Charles V. Pollack, MD – Arterial Blood Clots and Treatment Options

A blood clot within the artery, arterial thrombosis develops after fatty deposits collect and build up along the walls of these blood vessels. This hardens and narrows arteries in ways that obstruct or block blood flow to major organs such as the brain and heart.

In cases where arteries leading to the heart are affected, muscle pain called angina often occurs. When the blood clot is directly in the way of an artery that links to part of the heart muscle, a heart attack can result. When the clot blocks an artery that travels to the brain, stroke is likely.

The pathophysiology, as researched by physicians such as Charles V. Pollack, MD, is complex and involves blood platelets localizing at sites where atherosclerotic plaque collects. Interactions between collagen and glycoprotein Ib and VI (GPIb and GPVI) on the platelet surface build molecular bonds.

When tethered as part of a thrombus (coagulating mass), platelets release the signaling molecule Adenosine diphosphate (ADP) and thromboxane A2 (TXA2). These activate ambient platelets, which aggregate through a process of activated GPIIb/IIIa.

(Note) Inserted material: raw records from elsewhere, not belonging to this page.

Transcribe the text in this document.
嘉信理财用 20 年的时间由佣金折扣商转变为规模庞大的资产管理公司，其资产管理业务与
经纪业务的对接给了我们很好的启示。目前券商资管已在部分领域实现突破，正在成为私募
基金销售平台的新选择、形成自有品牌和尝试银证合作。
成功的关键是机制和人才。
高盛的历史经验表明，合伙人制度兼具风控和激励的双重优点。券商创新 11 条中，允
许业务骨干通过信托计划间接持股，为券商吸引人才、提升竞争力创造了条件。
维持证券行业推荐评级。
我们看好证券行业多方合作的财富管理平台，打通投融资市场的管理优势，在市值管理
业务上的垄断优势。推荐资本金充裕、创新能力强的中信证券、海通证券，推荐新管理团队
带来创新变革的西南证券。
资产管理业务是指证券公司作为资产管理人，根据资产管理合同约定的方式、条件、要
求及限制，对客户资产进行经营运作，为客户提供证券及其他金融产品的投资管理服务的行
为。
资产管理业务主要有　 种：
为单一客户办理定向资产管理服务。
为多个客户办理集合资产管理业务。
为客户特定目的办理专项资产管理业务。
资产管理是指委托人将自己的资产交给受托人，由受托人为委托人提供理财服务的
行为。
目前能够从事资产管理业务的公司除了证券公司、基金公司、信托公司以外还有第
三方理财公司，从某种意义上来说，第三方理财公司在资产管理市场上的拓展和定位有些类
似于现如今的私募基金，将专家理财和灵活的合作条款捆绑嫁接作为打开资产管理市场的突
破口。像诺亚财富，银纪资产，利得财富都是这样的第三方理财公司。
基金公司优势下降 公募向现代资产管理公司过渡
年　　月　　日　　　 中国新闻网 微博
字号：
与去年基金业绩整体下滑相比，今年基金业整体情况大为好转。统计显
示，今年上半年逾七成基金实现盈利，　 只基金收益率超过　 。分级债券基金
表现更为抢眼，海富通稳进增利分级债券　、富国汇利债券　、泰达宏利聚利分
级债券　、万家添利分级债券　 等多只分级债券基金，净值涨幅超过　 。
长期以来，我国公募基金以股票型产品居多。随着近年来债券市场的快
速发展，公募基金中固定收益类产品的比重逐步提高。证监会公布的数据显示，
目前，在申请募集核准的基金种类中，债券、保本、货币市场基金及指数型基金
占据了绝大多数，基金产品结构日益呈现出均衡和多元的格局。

They bind together with fibrinogen, which bridges the various platelets. In addition, tissue factor coagulation at the injury site triggers thrombin production, which induces more fibrin formation, in a progressive process that narrows the artery.

Another important element is coagulation factor XI (FXI). The thrombus (solid blood clot) at the plaque disruption site quickly covers the injury, which prevents activation of tissue factor–mediated coagulation. FXI now takes the lead in encouraging fibrin formation and thrombus expansion.

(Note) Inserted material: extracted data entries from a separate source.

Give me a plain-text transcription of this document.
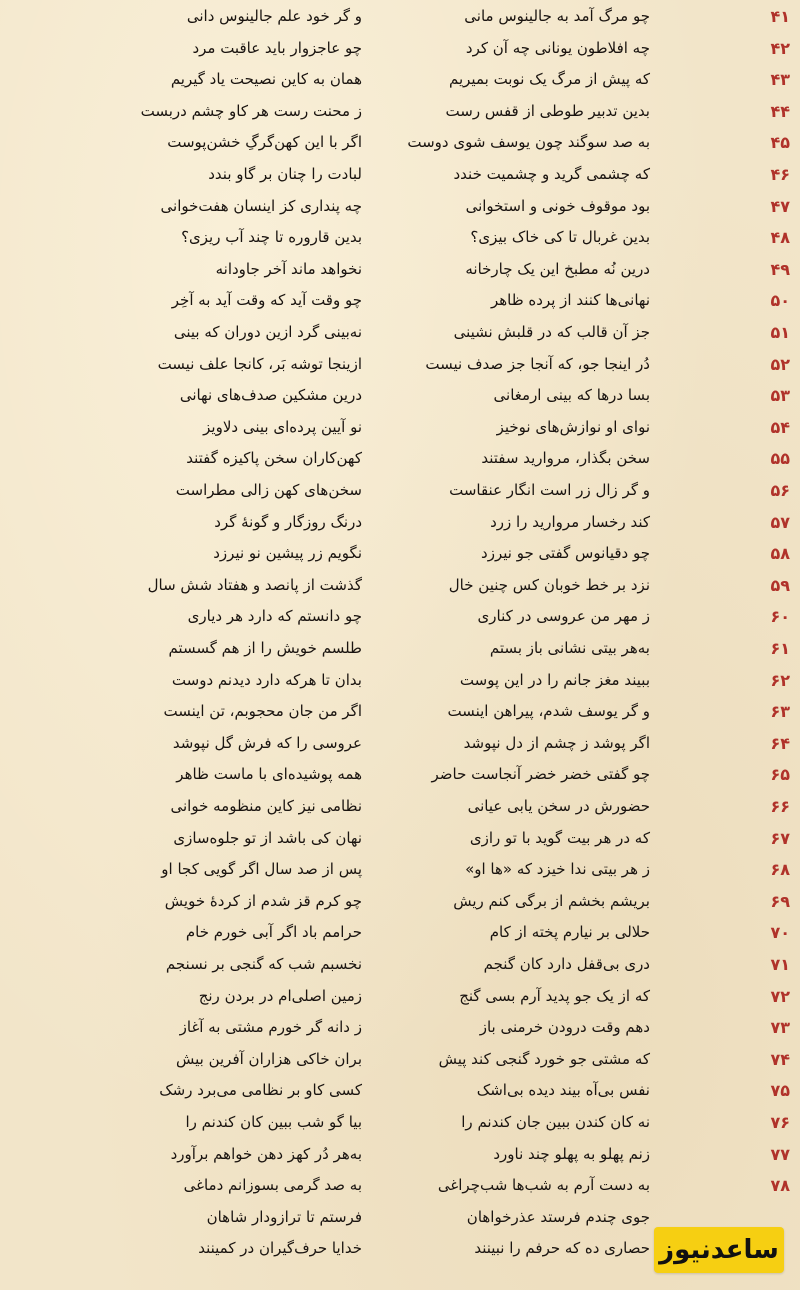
۴۱
و گر خود علم جالینوس دانی	چو مرگ آمد به جالینوس مانی
۴۲
چو عاجزوار باید عاقبت مرد	چه افلاطون یونانی چه آن کرد
۴۳
همان به کاین نصیحت یاد گیریم	که پیش از مرگ یک نوبت بمیریم
۴۴
ز محنت رست هر کاو چشم دربست	بدین تدبیر طوطی از قفس رست
۴۵
اگر با این کهن‌گرگِ خشن‌پوست	به صد سوگند چون یوسف شوی دوست
۴۶
لبادت را چنان بر گاو بندد	که چشمی گرید و چشمیت خندد
۴۷
چه پنداری کز اینسان هفت‌خوانی	بود موقوف خونی و استخوانی
۴۸
بدین قاروره تا چند آب ریزی؟	بدین غربال تا کی خاک بیزی؟
۴۹
نخواهد ماند آخر جاودانه	درین نُه مطبخ این یک چارخانه
۵۰
چو وقت آید که وقت آید به آخِر	نهانی‌ها کنند از پرده ظاهر
۵۱
نه‌بینی گرد ازین دوران که بینی	جز آن قالب که در قلبش نشینی
۵۲
ازینجا توشه بَر، کانجا علف نیست	دُر اینجا جو، که آنجا جز صدف نیست
۵۳
درین مشکین صدف‌های نهانی	بسا درها که بینی ارمغانی
۵۴
نو آیین پرده‌ای بینی دلاویز	نوای او نوازش‌های نوخیز
۵۵
کهن‌کاران سخن پاکیزه گفتند	سخن بگذار، مروارید سفتند
۵۶
سخن‌های کهن زالی مطراست	و گر زال زر است انگار عنقاست
۵۷
درنگ روزگار و گونهٔ گرد	کند رخسار مروارید را زرد
۵۸
نگویم زر پیشین نو نیرزد	چو دقیانوس گفتی جو نیرزد
۵۹
گذشت از پانصد و هفتاد شش سال	نزد بر خط خوبان کس چنین خال
۶۰
چو دانستم که دارد هر دیاری	ز مهر من عروسی در کناری
۶۱
طلسم خویش را از هم گسستم	به‌هر بیتی نشانی باز بستم
۶۲
بدان تا هرکه دارد دیدنم دوست	ببیند مغز جانم را در این پوست
۶۳
اگر من جان محجوبم، تن اینست	و گر یوسف شدم، پیراهن اینست
۶۴
عروسی را که فرش گل نپوشد	اگر پوشد ز چشم از دل نپوشد
۶۵
همه پوشیده‌ای با ماست ظاهر	چو گفتی خضر خضر آنجاست حاضر
۶۶
نظامی نیز کاین منظومه خوانی	حضورش در سخن یابی عیانی
۶۷
نهان کی باشد از تو جلوه‌سازی	که در هر بیت گوید با تو رازی
۶۸
پس از صد سال اگر گویی کجا او	ز هر بیتی ندا خیزد که «ها او»
۶۹
چو کرم قز شدم از کردهٔ خویش	بریشم بخشم از برگی کنم ریش
۷۰
حرامم باد اگر آبی خورم خام	حلالی بر نیارم پخته از کام
۷۱
نخسبم شب که گنجی بر نسنجم	دری بی‌قفل دارد کان گنجم
۷۲
زمین اصلی‌ام در بردن رنج	که از یک جو پدید آرم بسی گنج
۷۳
ز دانه گر خورم مشتی به آغاز	دهم وقت درودن خرمنی باز
۷۴
بران خاکی هزاران آفرین بیش	که مشتی جو خورد گنجی کند پیش
۷۵
کسی کاو بر نظامی می‌برد رشک	نفس بی‌آه بیند دیده بی‌اشک
۷۶
بیا گو شب ببین کان کندنم را	نه کان کندن ببین جان کندنم را
۷۷
به‌هر دُر کهز دهن خواهم برآورد	زنم پهلو به پهلو چند ناورد
۷۸
به صد گرمی بسوزانم دماغی	به دست آرم به شب‌ها شب‌چراغی
فرستم تا ترازودار شاهان	جوی چندم فرستد عذرخواهان
خدایا حرف‌گیران در کمینند	حصاری ده که حرفم را نبینند ساعدنیوز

A next generation of anticoagulants are actually targeting FXI. These are safer than the present class of available anticoagulants, as FXI is not essential to hemostasis, or the multi-stage process of stopping vascular bleeding.

One minimally invasive way of treating blood clot is through percutaneous coronary intervention (PCI). This involves using catheterization and stent placement to open blocked arteries and restore proper blood flow.

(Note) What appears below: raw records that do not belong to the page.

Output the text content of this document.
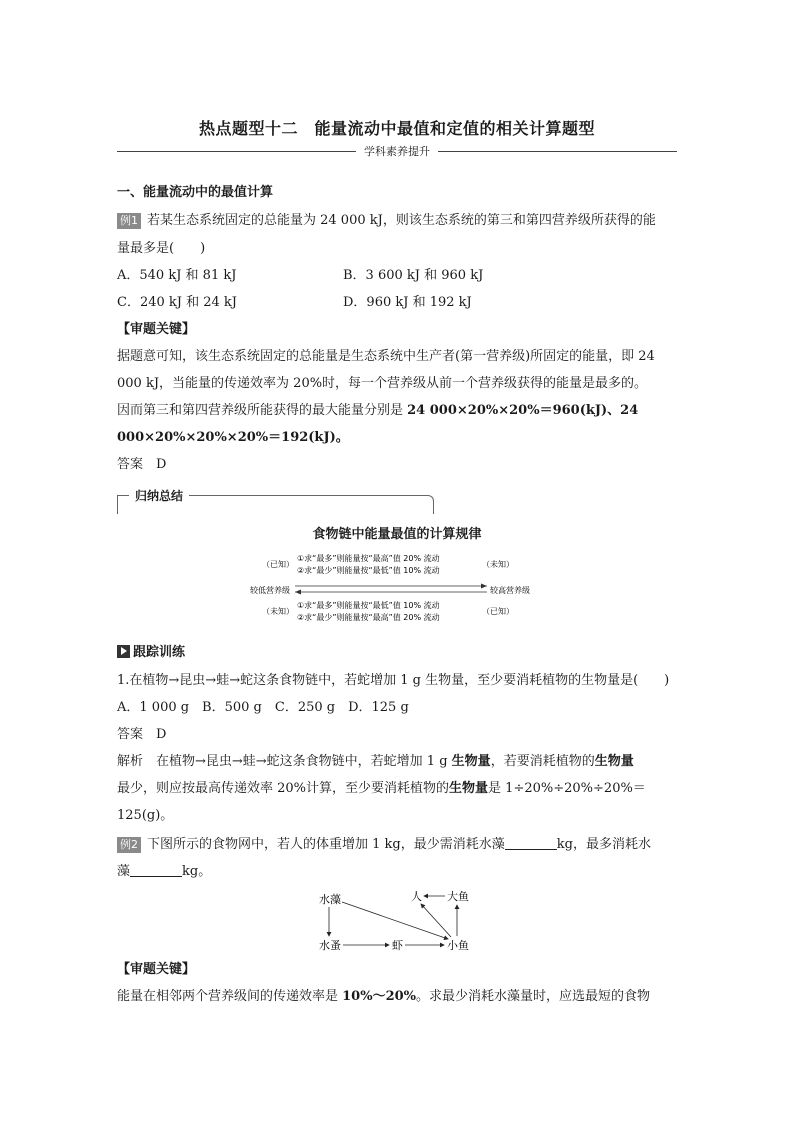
热点题型十二　能量流动中最值和定值的相关计算题型
学科素养提升
一、能量流动中的最值计算
例1 若某生态系统固定的总能量为 24 000 kJ，则该生态系统的第三和第四营养级所获得的能
量最多是(　　)
A．540 kJ 和 81 kJ	B．3 600 kJ 和 960 kJ
C．240 kJ 和 24 kJ	D．960 kJ 和 192 kJ
【审题关键】
据题意可知，该生态系统固定的总能量是生态系统中生产者(第一营养级)所固定的能量，即 24
000 kJ，当能量的传递效率为 20%时，每一个营养级从前一个营养级获得的能量是最多的。
因而第三和第四营养级所能获得的最大能量分别是 24 000×20%×20%＝960(kJ)、24
000×20%×20%×20%＝192(kJ)。
答案　D
归纳总结
食物链中能量最值的计算规律
（已知）
①求“最多”则能量按“最高”值 20% 流动
②求“最少”则能量按“最低”值 10% 流动
（未知）
较低营养级	较高营养级
（未知）
①求“最多”则能量按“最低”值 10% 流动
②求“最少”则能量按“最高”值 20% 流动
（已知）
跟踪训练
1.在植物→昆虫→蛙→蛇这条食物链中，若蛇增加 1 g 生物量，至少要消耗植物的生物量是(　　)
A．1 000 g　B．500 g　C．250 g　D．125 g
答案　D
解析　在植物→昆虫→蛙→蛇这条食物链中，若蛇增加 1 g 生物量，若要消耗植物的生物量
最少，则应按最高传递效率 20%计算，至少要消耗植物的生物量是 1÷20%÷20%÷20%＝
125(g)。
例2 下图所示的食物网中，若人的体重增加 1 kg，最少需消耗水藻	kg，最多消耗水
藻	kg。
水藻	人 大鱼
水蚤	虾	小鱼
【审题关键】
能量在相邻两个营养级间的传递效率是 10%～20%。求最少消耗水藻量时，应选最短的食物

Following PCI, standard treatment involves aspirin and a P2Y12 inhibitor. This dual antiplatelet therapy (DAPT) approach addresses risks of recurrent ischemic events and stent thrombosis. While traditional DAPT lasted 12 months or longer, the duration of DAPT today is often much shorter (depending on bleeding and ischemia risks). Ischemia involves reduced oxygen and blood flow to tissues, which causes clots and arterial blockages.

With next-generation drug-eluting stents in place, late stent thrombosis risks are mitigated. The makes extended DAPT treatment less necessary. Patients of physicians such as Charles V. Pollack, MD, with a combination of low—ischemic-event and high bleeding risk, may benefit from a DAPT regimen lasting only one to three months.

Physicians are moving away from aspirin as a foundation of secondary prevention. In one trial of atrial fibrillation patients, stopping aspirin a month into DAPT helped decrease bleeding risks, with no efficacy issues. Subsequent studies found that, after one to three months of DAPT, taking a P2Y12 inhibitor, rather than aspirin, decreases bleeding and ischemic risks. Some physicians also recommend using weaker P2Y12 inhibitors such as clopidogrel, instead of stronger inhibitors such as ticagrelor and prasugrel. The basic philosophy of physicians such as Charles V. Pollack, MD, is to recommend the minimum, least-risky therapy to get the job done.